All of lore.kernel.org
 help / color / mirror / Atom feed
From: Ricardo Neri <ricardo.neri-calderon@linux.intel.com>
To: Srinivas Pandruvada <srinivas.pandruvada@linux.intel.com>
Cc: "Rafael J. Wysocki" <rafael@kernel.org>,
	"Rafael J. Wysocki" <rafael.j.wysocki@intel.com>,
	Daniel Lezcano <daniel.lezcano@linaro.org>,
	Linux PM <linux-pm@vger.kernel.org>,
	the arch/x86 maintainers <x86@kernel.org>,
	"open list:DOCUMENTATION" <linux-doc@vger.kernel.org>,
	Len Brown <len.brown@intel.com>,
	Aubrey Li <aubrey.li@linux.intel.com>,
	Amit Kucheria <amitk@kernel.org>, Andi Kleen <ak@linux.intel.com>,
	Tim Chen <tim.c.chen@linux.intel.com>,
	Lukasz Luba <lukasz.luba@arm.com>,
	"Ravi V. Shankar" <ravi.v.shankar@intel.com>,
	Ricardo Neri <ricardo.neri@intel.com>,
	Linux Kernel Mailing List <linux-kernel@vger.kernel.org>
Subject: Re: [PATCH v4 5/7] thermal: intel: hfi: Enable notification interrupt
Date: Thu, 13 Jan 2022 05:48:58 -0800	[thread overview]
Message-ID: <20220113134858.GA15346@ranerica-svr.sc.intel.com> (raw)
In-Reply-To: <0d50595854a9d9cd25eb3ac179bd39cf1cc30bcd.camel@linux.intel.com>

On Wed, Jan 12, 2022 at 03:26:41PM -0800, Srinivas Pandruvada wrote:
> On Wed, 2022-01-12 at 20:47 +0100, Rafael J. Wysocki wrote:
> > On Sat, Jan 8, 2022 at 4:46 AM Ricardo Neri
> > <ricardo.neri-calderon@linux.intel.com> wrote:
> > > When hardware wants to inform the operating system about updates in
> > > the HFI
> > > table, it issues a package-level thermal event interrupt. For this,
> > > hardware has new interrupt and status bits in the
> > > IA32_PACKAGE_THERM_
> > > INTERRUPT and IA32_PACKAGE_THERM_STATUS registers. The existing
> > > thermal
> > > throttle driver already handles thermal event interrupts: it
> > > initializes
> > > the thermal vector of the local APIC as well as per-CPU and
> > > package-level
> > > interrupt reporting. It also provides routines to service such
> > > interrupts.
> > > Extend its functionality to also handle HFI interrupts.
> > > 
> > > The frequency of the thermal HFI interrupt is specific to each
> > > processor
> > > model.

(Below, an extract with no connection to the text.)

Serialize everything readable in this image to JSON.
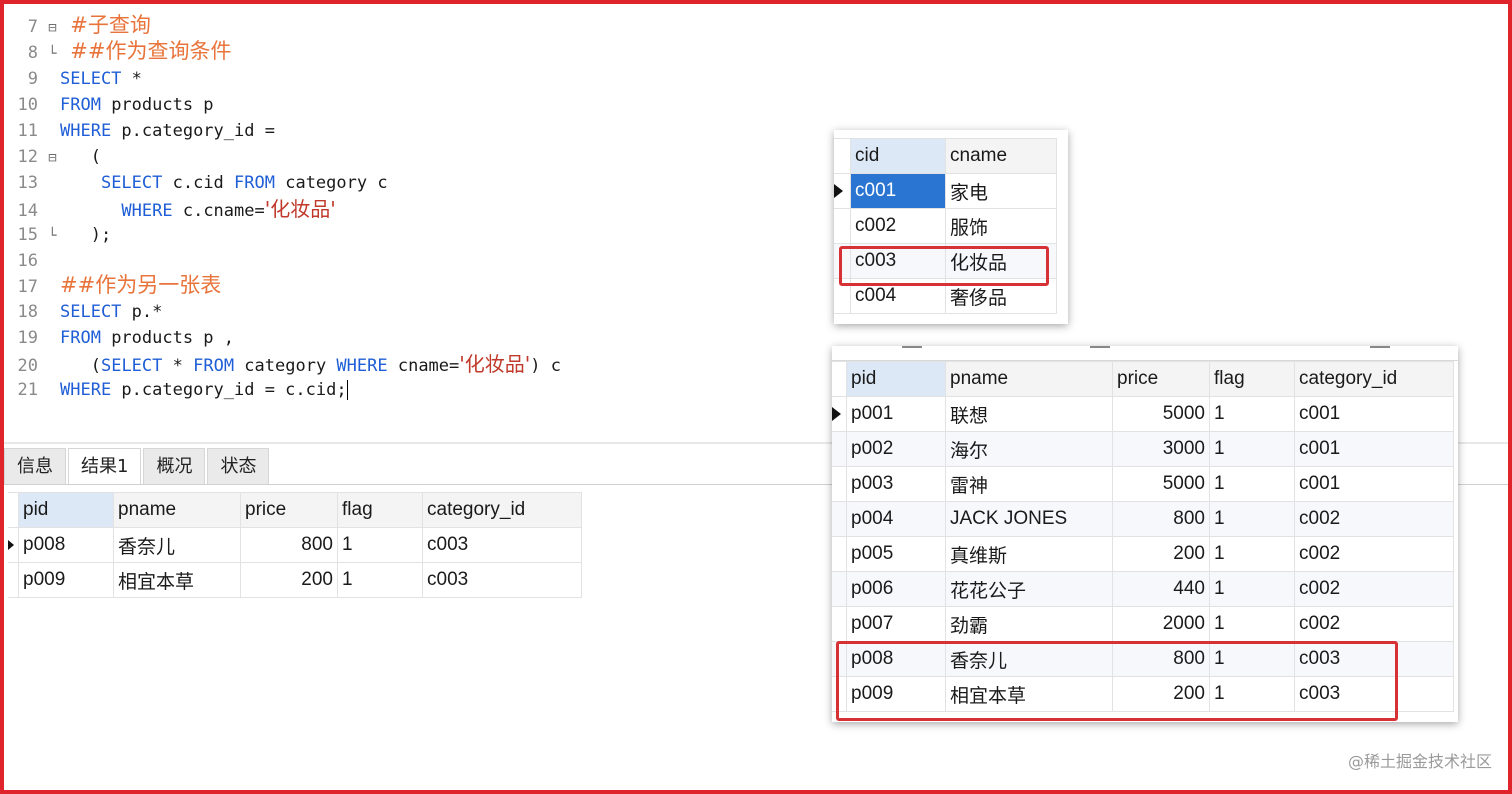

On some processors, a single interrupt happens as soon as
> > > the HFI is
> > > enabled and hardware will never update HFI capabilities afterwards.
> > > On
> > > other processors, thermal and power constraints may cause thermal
> > > HFI
> > > interrupts every tens of milliseconds.
> > > 
> > > To not overwhelm consumers of the HFI data, use delayed work to
> > > throttle
> > > the rate at which HFI updates are processed.
> > > 
> > > 
> 
> [...]
> 
> > > +void intel_hfi_process_event(__u64 pkg_therm_status_msr_val)
> > > +{
> > > +       struct hfi_instance *hfi_instance;
> > > +       int cpu = smp_processor_id();
> > > +       struct hfi_cpu_info *info;
> > > +       u64 new_timestamp;
> > > +
> > > +       if (!pkg_therm_status_msr_val)
> > > +               return;
> > > +
> > > +       info = &per_cpu(hfi_cpu_info, cpu);
> > > +       if (!info)
> > > +               return;
> > > +
> > > +       /*
> > > +        * It is possible that we get an HFI thermal interrupt on
> > > this CPU
> > > +        * before its HFI instance is initialized.
> Although this code can handle this situation, you can avoid this.
> 
> You can call intel_hfi_online(cpu) before 
> "
> l = apic_read(APIC_LVTTHMR);
> 	apic_write(APIC_LVTTHMR, l & ~APIC_LVT_MASKED);
> "

Indeed this could work.

intel_hfi_online() also enables the HFI. It is possible to get an HFI
interrupt as soon as we enable it. I was concerned about getting the
interrupt with APIC_LVTTHMR masked and miss it. This should not be
a problem since we will get it as soon as we unmask it.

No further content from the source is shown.